Visually, too, the 'Rothmans' Honda impressed. While tobacco sponsorship has fallen from favour, there is no denying it inspired some superb paint-jobs. The NSR's was among the most lustrous. A satisfying blend of hues and graphics, so to speak! A true legend of the race-track, then, the NSR 500 has to be one of the most iconic bikes the 'Honda Racing Corporation' has ever created!

Britten V1000

Britten V1000 1990s MotoGP bike

At top velocity, the Britten V1000 was a glorious sight. Race bikes are not normally considered style classics. As the name suggests, they are built to win races - not design awards!

The Britten, though, was an exception to that rule. Pop Art on wheels, its sleek curves were dual-purpose. Visually stunning, they were aerodynamic, too.
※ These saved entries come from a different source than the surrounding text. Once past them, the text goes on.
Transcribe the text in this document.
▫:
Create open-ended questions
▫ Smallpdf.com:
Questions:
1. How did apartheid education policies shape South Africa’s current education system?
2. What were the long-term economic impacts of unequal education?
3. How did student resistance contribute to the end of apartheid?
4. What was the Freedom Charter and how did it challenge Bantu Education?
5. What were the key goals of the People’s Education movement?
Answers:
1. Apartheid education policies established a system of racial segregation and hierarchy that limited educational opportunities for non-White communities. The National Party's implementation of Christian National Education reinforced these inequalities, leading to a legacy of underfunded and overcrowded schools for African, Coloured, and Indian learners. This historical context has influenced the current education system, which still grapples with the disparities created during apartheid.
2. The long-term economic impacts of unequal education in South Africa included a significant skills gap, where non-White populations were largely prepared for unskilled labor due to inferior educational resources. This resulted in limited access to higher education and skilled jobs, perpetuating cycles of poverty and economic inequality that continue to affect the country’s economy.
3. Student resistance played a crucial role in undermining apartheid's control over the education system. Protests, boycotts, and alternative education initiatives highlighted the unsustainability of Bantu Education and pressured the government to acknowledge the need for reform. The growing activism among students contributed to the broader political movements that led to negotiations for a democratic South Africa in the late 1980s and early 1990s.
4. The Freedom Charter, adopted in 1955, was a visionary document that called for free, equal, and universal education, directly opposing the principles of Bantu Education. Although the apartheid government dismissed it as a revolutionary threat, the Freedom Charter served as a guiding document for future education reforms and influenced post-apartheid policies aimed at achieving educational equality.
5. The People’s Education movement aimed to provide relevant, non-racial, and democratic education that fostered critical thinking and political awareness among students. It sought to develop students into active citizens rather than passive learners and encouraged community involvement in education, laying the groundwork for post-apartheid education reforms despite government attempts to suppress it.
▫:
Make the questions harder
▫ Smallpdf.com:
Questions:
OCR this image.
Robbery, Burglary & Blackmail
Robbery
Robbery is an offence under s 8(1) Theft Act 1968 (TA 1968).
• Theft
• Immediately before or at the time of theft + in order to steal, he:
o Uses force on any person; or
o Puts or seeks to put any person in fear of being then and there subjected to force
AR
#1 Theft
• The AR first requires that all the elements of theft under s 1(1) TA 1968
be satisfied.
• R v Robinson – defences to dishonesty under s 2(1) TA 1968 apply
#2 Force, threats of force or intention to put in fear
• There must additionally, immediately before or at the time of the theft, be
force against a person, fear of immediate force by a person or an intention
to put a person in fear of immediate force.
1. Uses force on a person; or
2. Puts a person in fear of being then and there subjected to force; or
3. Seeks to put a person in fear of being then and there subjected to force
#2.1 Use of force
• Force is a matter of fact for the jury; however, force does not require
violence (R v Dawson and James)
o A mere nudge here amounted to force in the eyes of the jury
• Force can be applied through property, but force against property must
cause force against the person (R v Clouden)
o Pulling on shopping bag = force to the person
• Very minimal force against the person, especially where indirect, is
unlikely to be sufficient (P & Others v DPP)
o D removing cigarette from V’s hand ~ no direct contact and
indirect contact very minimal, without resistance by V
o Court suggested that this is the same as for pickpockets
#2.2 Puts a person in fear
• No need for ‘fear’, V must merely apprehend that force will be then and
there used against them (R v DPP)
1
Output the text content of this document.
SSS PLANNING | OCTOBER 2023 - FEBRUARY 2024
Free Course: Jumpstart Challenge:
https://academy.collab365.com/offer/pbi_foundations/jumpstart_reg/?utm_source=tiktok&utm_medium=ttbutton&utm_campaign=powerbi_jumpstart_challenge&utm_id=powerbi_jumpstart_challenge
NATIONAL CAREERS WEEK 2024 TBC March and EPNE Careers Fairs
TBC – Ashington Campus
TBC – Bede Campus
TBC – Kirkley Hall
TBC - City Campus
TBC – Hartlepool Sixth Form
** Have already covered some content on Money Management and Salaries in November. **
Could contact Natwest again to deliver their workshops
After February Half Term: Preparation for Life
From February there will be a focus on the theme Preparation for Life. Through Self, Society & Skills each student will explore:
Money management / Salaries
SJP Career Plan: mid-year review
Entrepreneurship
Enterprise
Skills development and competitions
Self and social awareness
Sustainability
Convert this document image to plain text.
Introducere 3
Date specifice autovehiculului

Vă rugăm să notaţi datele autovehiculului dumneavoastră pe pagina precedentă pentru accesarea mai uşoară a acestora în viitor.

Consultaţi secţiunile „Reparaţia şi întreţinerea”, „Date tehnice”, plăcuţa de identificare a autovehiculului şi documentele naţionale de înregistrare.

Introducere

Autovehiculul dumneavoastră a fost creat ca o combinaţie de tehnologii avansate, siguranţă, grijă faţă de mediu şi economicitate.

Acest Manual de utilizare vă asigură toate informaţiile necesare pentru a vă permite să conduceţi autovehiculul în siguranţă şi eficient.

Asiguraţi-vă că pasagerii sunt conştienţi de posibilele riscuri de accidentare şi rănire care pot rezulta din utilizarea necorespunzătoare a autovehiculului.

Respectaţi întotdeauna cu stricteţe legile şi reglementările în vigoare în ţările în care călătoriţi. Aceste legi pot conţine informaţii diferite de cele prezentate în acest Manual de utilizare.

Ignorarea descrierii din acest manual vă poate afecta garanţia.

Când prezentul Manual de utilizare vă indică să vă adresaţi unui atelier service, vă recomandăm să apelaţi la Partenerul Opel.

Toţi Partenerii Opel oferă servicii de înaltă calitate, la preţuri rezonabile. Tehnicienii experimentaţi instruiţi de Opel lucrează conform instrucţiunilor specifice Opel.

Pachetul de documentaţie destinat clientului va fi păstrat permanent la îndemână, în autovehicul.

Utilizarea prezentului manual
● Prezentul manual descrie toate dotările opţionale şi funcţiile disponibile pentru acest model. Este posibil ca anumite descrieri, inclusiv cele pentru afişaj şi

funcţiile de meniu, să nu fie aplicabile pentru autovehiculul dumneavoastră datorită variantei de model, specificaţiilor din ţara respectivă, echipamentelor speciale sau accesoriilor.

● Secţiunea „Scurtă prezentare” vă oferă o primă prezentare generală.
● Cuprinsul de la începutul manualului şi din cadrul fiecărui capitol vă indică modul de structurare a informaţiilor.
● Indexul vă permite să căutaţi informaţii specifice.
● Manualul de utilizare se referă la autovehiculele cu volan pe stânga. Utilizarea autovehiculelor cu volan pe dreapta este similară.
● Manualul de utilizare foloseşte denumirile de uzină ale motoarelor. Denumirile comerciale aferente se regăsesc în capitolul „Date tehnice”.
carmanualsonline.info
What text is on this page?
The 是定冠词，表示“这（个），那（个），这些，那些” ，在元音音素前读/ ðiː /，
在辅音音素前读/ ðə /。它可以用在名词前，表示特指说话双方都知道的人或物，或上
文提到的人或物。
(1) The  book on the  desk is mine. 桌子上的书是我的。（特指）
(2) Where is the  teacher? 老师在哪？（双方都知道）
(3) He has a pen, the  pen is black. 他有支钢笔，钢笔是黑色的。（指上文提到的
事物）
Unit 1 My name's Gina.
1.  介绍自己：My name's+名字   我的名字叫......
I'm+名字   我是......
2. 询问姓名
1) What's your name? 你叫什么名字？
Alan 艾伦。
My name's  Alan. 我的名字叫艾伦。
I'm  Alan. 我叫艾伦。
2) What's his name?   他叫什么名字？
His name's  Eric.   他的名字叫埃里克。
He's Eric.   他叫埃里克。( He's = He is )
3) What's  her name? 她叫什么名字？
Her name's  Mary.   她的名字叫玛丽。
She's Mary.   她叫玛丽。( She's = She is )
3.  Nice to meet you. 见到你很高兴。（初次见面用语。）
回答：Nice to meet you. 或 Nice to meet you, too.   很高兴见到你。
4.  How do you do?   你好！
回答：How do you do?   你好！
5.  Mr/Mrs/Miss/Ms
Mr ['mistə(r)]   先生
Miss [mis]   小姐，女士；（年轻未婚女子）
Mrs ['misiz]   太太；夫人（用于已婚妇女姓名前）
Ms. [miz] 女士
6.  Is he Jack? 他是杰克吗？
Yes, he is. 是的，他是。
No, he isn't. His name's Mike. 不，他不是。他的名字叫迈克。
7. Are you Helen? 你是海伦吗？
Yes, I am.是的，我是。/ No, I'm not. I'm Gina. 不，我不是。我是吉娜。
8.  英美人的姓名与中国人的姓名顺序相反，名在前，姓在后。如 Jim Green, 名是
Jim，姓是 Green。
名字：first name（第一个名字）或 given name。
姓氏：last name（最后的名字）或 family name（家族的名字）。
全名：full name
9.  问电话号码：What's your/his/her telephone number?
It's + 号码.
Proof of that was the V1000's top speed - a cool 185mph.

The Britten's technical virtuosity went beyond aerodynamics. Its fuel-injected engine was highly innovative. Take, for example, its computerised management system. Heady stuff, in '95. All this racing research and development was by New Zealander John Britten - and his small team of mechanical engineers. Tragically, Britten lost his battle with cancer at the age of just 45. Bike racing will never know what further visions - and composite materials - he would have dreamed up. The Britten V1000, at least, stands as testament to his avant-garde skills.